Large context vs RAG
My 2 cents on the old debate of which method is better for developers to focus on
The recent launch of Llama 4 model with its huge context window of 10 million, rekindled the old discussion of RAG vs long context, and if RAG is still needed.
It has been one of the hottest topics in AI recently, especially after models have started going above 16k in context.
“Just put everything in context” is the the most common thing I hear from the long-context camp. On the other side, we have people who are invested in the 20+ years of improvements of RecSys and that are maybe skeptical of brute force extraction of meaning from long contexts by LLMs.
If we look at the history of ML we’ve seen again and again that the answer has been “make a bigger model“. And seeing the great improvements in the past years it’s really hard to argue against models being able to interpret their context and extracting meaning.
But in this article I’ll try and go over some of the limitations of the long context method, how to reason about them and why we might not be there yet:
Bad context retrieval
This is by far the biggest downside of “fill the context“.

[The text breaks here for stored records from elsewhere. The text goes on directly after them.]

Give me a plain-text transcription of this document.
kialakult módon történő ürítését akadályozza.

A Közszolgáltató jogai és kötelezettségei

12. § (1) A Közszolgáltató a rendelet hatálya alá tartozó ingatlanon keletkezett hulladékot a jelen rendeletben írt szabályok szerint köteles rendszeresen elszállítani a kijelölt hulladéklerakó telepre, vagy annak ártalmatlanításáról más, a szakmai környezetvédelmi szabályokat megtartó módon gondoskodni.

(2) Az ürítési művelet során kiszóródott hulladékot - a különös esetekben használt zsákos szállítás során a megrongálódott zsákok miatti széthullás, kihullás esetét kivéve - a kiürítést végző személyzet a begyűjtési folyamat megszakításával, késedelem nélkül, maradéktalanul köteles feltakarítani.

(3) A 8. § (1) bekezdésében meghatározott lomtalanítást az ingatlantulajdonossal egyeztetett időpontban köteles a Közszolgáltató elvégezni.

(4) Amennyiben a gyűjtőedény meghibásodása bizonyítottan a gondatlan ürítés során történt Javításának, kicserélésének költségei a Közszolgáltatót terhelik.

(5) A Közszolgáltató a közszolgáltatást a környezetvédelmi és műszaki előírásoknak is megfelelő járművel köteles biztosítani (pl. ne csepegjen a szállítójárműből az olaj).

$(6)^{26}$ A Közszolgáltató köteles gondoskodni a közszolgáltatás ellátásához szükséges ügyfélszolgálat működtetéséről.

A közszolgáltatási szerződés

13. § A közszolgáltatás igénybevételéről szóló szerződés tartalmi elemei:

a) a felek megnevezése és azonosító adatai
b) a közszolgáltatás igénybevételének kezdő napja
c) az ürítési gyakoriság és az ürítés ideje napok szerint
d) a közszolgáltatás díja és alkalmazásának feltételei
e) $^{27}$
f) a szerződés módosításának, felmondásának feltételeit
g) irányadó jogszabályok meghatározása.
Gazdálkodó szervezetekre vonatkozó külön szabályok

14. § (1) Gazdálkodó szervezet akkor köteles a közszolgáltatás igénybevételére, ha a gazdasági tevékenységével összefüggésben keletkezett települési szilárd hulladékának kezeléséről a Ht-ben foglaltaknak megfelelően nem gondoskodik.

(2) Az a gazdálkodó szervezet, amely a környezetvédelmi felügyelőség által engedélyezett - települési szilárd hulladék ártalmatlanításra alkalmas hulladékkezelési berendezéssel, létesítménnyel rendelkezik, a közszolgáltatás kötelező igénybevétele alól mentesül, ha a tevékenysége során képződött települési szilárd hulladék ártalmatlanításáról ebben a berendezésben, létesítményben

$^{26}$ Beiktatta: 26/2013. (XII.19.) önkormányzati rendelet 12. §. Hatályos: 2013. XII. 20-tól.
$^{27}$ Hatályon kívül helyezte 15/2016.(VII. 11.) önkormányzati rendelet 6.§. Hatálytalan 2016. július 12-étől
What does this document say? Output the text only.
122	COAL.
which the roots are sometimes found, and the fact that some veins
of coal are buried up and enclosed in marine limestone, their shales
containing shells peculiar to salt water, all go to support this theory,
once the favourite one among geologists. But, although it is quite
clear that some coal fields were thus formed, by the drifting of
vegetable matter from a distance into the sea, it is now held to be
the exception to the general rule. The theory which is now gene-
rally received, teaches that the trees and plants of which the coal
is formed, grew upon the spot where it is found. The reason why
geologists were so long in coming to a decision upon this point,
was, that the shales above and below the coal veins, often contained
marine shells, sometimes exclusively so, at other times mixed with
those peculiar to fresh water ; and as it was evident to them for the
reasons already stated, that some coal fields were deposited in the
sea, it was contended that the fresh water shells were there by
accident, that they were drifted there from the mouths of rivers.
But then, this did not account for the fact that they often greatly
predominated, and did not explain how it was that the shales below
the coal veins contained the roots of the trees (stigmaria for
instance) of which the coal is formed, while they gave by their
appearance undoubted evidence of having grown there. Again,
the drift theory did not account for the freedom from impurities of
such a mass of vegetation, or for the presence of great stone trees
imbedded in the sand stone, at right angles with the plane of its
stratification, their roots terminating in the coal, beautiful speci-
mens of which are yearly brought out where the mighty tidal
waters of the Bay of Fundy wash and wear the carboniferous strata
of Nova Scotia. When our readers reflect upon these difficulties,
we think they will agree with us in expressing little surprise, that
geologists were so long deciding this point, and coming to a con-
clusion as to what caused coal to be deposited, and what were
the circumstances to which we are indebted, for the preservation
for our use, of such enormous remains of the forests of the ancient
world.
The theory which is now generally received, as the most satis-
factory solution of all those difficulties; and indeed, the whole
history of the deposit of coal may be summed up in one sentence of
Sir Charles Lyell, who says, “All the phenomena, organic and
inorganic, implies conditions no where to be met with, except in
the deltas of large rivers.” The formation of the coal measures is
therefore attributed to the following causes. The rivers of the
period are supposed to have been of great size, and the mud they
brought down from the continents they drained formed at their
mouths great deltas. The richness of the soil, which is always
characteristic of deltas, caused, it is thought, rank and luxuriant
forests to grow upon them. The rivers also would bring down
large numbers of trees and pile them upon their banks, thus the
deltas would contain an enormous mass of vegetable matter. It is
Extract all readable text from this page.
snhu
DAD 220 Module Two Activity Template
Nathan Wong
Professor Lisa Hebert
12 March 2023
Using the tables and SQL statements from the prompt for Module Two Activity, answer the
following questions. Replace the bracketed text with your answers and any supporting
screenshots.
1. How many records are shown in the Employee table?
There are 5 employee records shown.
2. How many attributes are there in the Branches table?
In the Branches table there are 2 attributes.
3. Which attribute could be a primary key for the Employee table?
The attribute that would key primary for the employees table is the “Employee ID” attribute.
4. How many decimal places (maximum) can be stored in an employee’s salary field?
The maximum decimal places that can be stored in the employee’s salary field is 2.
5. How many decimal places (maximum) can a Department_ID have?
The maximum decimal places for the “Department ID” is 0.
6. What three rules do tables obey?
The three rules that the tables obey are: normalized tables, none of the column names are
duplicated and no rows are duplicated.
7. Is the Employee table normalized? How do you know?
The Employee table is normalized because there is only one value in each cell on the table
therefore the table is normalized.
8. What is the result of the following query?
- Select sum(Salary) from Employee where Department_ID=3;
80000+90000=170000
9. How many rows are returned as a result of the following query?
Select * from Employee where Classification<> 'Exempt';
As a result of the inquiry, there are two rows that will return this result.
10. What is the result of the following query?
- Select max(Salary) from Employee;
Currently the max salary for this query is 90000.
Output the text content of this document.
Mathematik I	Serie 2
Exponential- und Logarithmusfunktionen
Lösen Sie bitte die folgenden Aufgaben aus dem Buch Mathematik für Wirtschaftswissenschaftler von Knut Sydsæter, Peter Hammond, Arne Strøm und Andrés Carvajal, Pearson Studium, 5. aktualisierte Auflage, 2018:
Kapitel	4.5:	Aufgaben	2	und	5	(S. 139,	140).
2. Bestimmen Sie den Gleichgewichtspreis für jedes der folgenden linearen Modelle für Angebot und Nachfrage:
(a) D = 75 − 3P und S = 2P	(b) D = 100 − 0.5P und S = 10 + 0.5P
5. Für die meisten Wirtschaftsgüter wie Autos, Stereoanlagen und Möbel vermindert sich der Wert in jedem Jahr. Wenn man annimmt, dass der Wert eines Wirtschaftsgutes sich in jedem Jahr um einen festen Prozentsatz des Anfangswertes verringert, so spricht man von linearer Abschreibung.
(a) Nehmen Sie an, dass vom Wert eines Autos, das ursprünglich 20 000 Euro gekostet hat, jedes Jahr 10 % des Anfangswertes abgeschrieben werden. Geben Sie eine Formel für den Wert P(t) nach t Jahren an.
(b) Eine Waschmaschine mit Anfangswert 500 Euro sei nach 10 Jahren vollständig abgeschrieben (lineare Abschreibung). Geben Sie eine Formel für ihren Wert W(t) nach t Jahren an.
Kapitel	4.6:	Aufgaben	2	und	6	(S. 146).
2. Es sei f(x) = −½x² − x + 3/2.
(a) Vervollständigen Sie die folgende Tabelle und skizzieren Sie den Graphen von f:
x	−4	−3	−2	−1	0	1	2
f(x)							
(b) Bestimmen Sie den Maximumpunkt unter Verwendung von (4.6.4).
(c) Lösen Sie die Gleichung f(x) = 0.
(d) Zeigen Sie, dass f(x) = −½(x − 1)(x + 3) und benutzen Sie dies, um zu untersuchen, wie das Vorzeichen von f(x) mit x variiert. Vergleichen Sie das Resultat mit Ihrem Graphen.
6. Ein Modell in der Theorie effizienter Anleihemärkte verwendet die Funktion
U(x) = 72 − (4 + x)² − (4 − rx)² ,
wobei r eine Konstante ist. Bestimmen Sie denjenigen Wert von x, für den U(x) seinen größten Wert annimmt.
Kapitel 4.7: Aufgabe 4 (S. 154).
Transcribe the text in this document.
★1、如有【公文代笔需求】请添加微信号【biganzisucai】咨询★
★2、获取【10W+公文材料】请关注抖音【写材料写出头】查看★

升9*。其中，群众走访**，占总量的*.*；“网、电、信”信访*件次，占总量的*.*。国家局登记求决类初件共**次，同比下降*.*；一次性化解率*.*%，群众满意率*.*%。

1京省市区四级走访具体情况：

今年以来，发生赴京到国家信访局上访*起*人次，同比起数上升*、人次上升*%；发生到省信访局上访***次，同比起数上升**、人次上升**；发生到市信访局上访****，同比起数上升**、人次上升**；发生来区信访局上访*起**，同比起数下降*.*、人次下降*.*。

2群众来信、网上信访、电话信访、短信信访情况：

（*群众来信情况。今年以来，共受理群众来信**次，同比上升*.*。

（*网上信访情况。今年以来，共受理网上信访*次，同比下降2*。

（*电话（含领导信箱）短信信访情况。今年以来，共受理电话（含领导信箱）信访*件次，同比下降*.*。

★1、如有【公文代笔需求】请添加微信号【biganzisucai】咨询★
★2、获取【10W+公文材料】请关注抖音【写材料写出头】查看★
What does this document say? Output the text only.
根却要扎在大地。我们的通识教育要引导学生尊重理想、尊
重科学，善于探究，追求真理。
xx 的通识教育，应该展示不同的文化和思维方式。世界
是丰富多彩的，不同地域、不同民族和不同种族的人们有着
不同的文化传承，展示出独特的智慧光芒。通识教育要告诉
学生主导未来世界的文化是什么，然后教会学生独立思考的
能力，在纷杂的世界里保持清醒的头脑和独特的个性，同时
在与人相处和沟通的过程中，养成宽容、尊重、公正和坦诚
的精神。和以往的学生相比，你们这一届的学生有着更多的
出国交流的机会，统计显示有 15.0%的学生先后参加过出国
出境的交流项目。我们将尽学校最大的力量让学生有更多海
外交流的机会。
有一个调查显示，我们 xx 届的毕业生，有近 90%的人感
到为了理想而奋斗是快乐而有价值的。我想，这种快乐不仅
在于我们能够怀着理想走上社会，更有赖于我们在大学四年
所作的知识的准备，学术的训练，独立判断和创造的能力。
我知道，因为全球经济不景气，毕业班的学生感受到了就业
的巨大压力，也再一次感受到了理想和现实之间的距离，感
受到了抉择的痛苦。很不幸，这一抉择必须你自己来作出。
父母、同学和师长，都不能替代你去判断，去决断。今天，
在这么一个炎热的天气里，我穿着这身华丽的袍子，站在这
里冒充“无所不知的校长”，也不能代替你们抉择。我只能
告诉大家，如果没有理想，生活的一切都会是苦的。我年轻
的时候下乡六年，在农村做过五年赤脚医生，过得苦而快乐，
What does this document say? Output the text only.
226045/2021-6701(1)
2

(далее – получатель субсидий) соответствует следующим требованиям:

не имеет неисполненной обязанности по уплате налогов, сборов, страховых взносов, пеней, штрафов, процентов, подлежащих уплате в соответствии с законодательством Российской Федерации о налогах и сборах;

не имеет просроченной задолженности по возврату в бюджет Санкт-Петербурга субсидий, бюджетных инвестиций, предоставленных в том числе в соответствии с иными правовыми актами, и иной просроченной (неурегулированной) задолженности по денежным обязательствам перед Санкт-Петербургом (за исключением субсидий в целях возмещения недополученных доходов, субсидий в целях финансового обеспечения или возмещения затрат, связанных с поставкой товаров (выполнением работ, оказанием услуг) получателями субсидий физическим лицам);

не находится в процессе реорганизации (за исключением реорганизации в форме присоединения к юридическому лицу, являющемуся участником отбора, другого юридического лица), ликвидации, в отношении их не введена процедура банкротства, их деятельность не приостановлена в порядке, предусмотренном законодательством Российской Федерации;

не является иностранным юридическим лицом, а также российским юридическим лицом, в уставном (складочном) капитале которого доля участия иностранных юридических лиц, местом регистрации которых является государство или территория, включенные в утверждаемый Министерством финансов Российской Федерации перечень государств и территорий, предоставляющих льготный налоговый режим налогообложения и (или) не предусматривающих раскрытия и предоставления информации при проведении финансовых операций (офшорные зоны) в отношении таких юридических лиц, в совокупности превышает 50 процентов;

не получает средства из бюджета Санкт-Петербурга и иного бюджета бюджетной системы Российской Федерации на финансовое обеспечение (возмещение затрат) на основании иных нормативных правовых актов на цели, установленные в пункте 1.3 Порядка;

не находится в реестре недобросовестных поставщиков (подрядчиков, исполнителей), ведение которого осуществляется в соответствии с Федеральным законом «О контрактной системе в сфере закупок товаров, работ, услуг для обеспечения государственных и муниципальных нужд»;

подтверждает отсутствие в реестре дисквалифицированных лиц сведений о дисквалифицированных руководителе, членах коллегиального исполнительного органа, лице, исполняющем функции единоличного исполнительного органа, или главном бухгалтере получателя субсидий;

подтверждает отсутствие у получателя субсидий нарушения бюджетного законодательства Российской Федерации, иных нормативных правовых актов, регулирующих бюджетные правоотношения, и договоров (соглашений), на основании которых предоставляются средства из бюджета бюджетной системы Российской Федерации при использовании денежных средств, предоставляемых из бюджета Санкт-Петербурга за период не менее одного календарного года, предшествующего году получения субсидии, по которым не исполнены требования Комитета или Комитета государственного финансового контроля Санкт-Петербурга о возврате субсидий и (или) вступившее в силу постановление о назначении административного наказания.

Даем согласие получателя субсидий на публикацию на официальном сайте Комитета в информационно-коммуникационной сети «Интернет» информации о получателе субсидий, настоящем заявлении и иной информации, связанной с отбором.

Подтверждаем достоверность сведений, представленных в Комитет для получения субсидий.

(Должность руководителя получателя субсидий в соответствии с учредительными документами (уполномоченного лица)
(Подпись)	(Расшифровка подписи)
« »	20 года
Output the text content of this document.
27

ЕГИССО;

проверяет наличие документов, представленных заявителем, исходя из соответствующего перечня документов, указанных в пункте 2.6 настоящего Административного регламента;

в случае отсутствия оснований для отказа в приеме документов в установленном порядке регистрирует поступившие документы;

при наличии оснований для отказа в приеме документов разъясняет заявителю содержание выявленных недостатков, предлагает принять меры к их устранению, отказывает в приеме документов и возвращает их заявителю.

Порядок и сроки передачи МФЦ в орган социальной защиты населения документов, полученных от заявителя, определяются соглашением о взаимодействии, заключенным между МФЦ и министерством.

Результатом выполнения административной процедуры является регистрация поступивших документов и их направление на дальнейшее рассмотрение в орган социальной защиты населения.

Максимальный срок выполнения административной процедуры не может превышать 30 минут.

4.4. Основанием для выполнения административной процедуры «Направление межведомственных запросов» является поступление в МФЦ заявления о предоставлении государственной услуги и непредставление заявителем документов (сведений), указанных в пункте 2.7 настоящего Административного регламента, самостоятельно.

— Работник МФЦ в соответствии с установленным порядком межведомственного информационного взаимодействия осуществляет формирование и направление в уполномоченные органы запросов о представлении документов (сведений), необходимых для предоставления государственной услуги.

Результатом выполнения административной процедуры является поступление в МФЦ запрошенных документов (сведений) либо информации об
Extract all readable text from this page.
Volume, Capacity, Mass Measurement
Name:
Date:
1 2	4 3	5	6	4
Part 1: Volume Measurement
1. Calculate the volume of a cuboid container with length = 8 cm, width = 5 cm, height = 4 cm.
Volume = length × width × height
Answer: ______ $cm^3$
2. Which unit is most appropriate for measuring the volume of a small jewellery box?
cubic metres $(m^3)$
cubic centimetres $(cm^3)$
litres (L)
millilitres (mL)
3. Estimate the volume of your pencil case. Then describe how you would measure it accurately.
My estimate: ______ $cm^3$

It has been proven again and again that models do not handle long context well. Maybe it is a limitation of the attention mechanism, but it’s certain that the more details you put in context the less likely it’ll be that a model will recall a particular detail.
What is a good amount of info to put in context?
That depends a lot on the model. Llama 3 starts dropping in accuracy after 8k, where OpenAI’s GPT 4o after 32k.
A safe range for a context is around 0 to 8k.
What to put in context
But even with a perfect context retrieval, what do you put in the context?
Some proponents say “Well, just put the whole book in there“.
Sure, but what’s the use case? Chat with a single book?
“No, but the user can choose what book to put in context“.
Ok, a bit more useful, but how does the user do that? Manually selecting a book from a list?
“No, he can just mention what book to talk to and then ask the question”.
Sounds good, but that is query routing, and that is the beginning of a beautiful RAG system.
Putting everything in context relies on the assumption that we know what “everything“ means.
Let’s take the “chat with a code base“ use case. With a strong enough model we can put the whole code base in context, and ask questions. Sounds very useful.
But what about it’s dependencies? Are we going to assume the model perfectly knows the documentation for the specific version of a library that we’re using in the project?
If we want to make sure that the model has the latest docs, we can also save and load those as well. Putting aside that that is the beginning of a RAG system, then we have questions about more generic knowledge. What if the model knows about Python 3.7 and not 3.12. We could give him a boost by adding some extra docs in context as well, but that again, is a RAG system.
The idea of just putting everything in context is alluring, but way to simplistic to actually work in reality. A useful system has multiple data sources that can’t just be fully retrieved and stuffed in a context for the LLM to choose from.
But even if models would have perfect recall and almost infinite context. It would still not make sense because of another limitation: economics.
Cost + Speed
If we put a whole book in context, when a user asks a question, the model needs to “read“ the whole book every time. That is very wasteful from a time and cost POV.
As developers, we pay per input token, so stuffing a lot of text in context can get really expensive, really fast. For example, to use the full 1 million tokens context of Gemini 2.5 Pro you would pay $2.5. On every user question.
Now fortunately there is a solution for this: context caching.
This is where model providers offer the option to cache parts of prompt so on subsequent requests, it doesn’t have to compute it again. And this can come with huge savings.
The problem is that not all providers offer this option, it is very model dependent and some times even region dependent. And context caching also has a very small life span, usually around 5 minutes.
What about if I host my own model?
In that case yes, developers have a lot more control over the behavior of the model and how context caching works. Putting aside that starting to host your own models come with its own huge challenges, even then, it is a pretty memory intensive operation. The cache needs to be stored (in RAM most likely) for every session / user and that adds up quicly.
So is RAG the answer?
No. I don’t think it’s helpful to deal in absolutes, and going either 100% on long context or 100% on RAG isn’t ideal. I think both technologies have their advantages but RAG seems to offer more capabilities and flexibility for the time being.
I think a good way of planning regarding this is taking all the best practices of IR and delegating one by one to the model until we see a decrease in quality. With that system in place as models get better we can move more and more responsibility to the model.
I understand the complexity of building something that is more than a RAG demo. The simplicity of just stuffing the context is alluring, but from a model capability we are not there yet. As much as we would like models to just handle everything, we are not there yet.